Carmen
del Puerto Varela

«El perfume del tiempo»

“EL PERFUME DEL TIEMPO”. Finalizaba un siglo cuando leí “Pequeñas infamias”, la sátira mordaz con la que Carmen Posadas ganó el Premio Planeta en 1998. Yo ya era sensible a las violaciones sistemáticas de derechos humanos y al terrorismo de Estado que se practicaba en las dictaduras militares del Cono Sur, durante las últimas décadas de la Guerra Fría y bajo el paraguas de la Operación Cóndor. Había visto la película “Missing” (1982), el magistral thriller político de Costa-Gavras basado en hechos reales y protagonizado tan convincentemente por Jack Lemmon y Sissi Spacek. Y ya sabía de los llamados “Traslados”, eufemismo de los “Vuelos de la muerte” o método de exterminio con que los militares argentinos hacían desaparecer los cuerpos de los detenidos arrojándolos al mar, desnudos y drogados, desde aviones de la Armada.

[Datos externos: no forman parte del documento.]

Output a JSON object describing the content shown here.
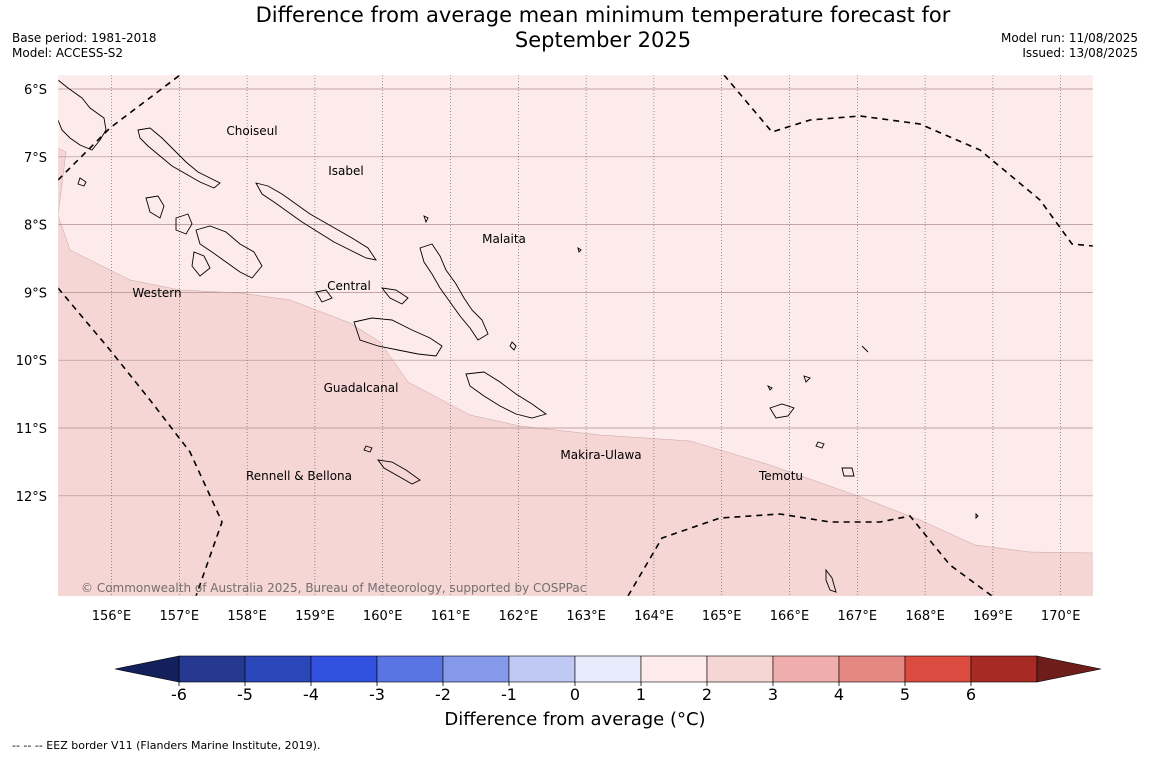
{
  "title": {
    "line1": "Difference from average mean minimum temperature forecast for",
    "line2": "September 2025"
  },
  "meta": {
    "base_period": "Base period: 1981-2018",
    "model": "Model: ACCESS-S2",
    "model_run": "Model run: 11/08/2025",
    "issued": "Issued: 13/08/2025"
  },
  "map": {
    "lat_labels": [
      "6°S",
      "7°S",
      "8°S",
      "9°S",
      "10°S",
      "11°S",
      "12°S"
    ],
    "lon_labels": [
      "156°E",
      "157°E",
      "158°E",
      "159°E",
      "160°E",
      "161°E",
      "162°E",
      "163°E",
      "164°E",
      "165°E",
      "166°E",
      "167°E",
      "168°E",
      "169°E",
      "170°E"
    ],
    "regions": [
      "Choiseul",
      "Isabel",
      "Malaita",
      "Western",
      "Central",
      "Guadalcanal",
      "Makira-Ulawa",
      "Rennell & Bellona",
      "Temotu"
    ],
    "copyright": "© Commonwealth of Australia 2025, Bureau of Meteorology, supported by COSPPac",
    "anomaly_zones": [
      {
        "range": "0 to 1",
        "color": "#fcebea"
      },
      {
        "range": "1 to 2",
        "color": "#f5d6d5"
      }
    ]
  },
  "colorbar": {
    "title": "Difference from average (°C)",
    "ticks": [
      "-6",
      "-5",
      "-4",
      "-3",
      "-2",
      "-1",
      "0",
      "1",
      "2",
      "3",
      "4",
      "5",
      "6"
    ],
    "colors": [
      "#24398f",
      "#2a46b8",
      "#3150e0",
      "#5a74e4",
      "#8599ea",
      "#c0c9f3",
      "#e8ebfc",
      "#fcebea",
      "#f5d6d5",
      "#efaeab",
      "#e58882",
      "#dc4b3f",
      "#a82a24"
    ],
    "under_color": "#14205c",
    "over_color": "#6e1d1a"
  },
  "footnote": "--  --  -- EEZ border V11 (Flanders Marine Institute, 2019)."
}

La novela de la escritora uruguaya, nacionalizada española, me demostró una vez más que las «infamias» de la dictadura argentina no fueron precisamente «pequeñas». El robo o “apropiación” de niños fue una estrategia diseñada no solo para eliminar la descendencia de los opositores políticos. Se estima que fueron unos 30.000 los presos desaparecidos y unos 500 los bebés que, con otra identidad, fueron entregados ilegalmente a familias vinculadas al régimen.

Hasta la fecha, las Abuelas de Plaza de Mayo, que ya desistieron de encontrar a sus hijos, siguen buscando sin tregua a sus nietos: 140 ya han sido identificados gracias a las pruebas de ADN. Como abuela que soy, entiendo la necesidad de tan legítima búsqueda y admiro la perseverancia de estas mujeres que tanto han sufrido por aquellas atrocidades. Forzosas sustracciones que no solo tuvieron lugar al otro lado del Atlántico. También, durante el Franquismo y la Transición en nuestro país hubo casos de menores arrebatados a sus madres biológicas con la complicidad de personal médico y sanitario, así como de religiosos y funcionarios, que convirtieron el secuestro infantil en un lucrativo negocio. Así lo han testimoniado algunas producciones audiovisuales españolas.

Con “El perfume del tiempo” no solo he vuelto a reflexionar sobre la hipocresía, la barbarie y los crímenes de la humanidad. Gracias a la magia del teatro, que te permite experimentar realidades ajenas, he comprendido el trauma emocional que supone el descubrimiento de una adopción ilícita y el conflicto de lealtades que genera en los afectados el deber ético y moral de denunciar a sus padres adoptivos como “cooperadores necesarios” en tan vergonzosas conductas.

Mafalda y yo vimos recientemente esta obra de teatro en el municipio de El Sauzal (Teatro El Sauzal), en Tenerife. El personaje de Quino, una niña siempre idealista e irónica, tan contestataria frente a las injusticias sociales, también aplaudió esta puesta en escena de Chema Cardeña (Arden Producciones) que tan brillantemente interpretaron sus cuatro actores: Juan Carlos Garés, Iria Márquez, Manuel Valls y Marisa Lahoz. Por ello, mi agradecimiento y mi enhorabuena a todo el equipo.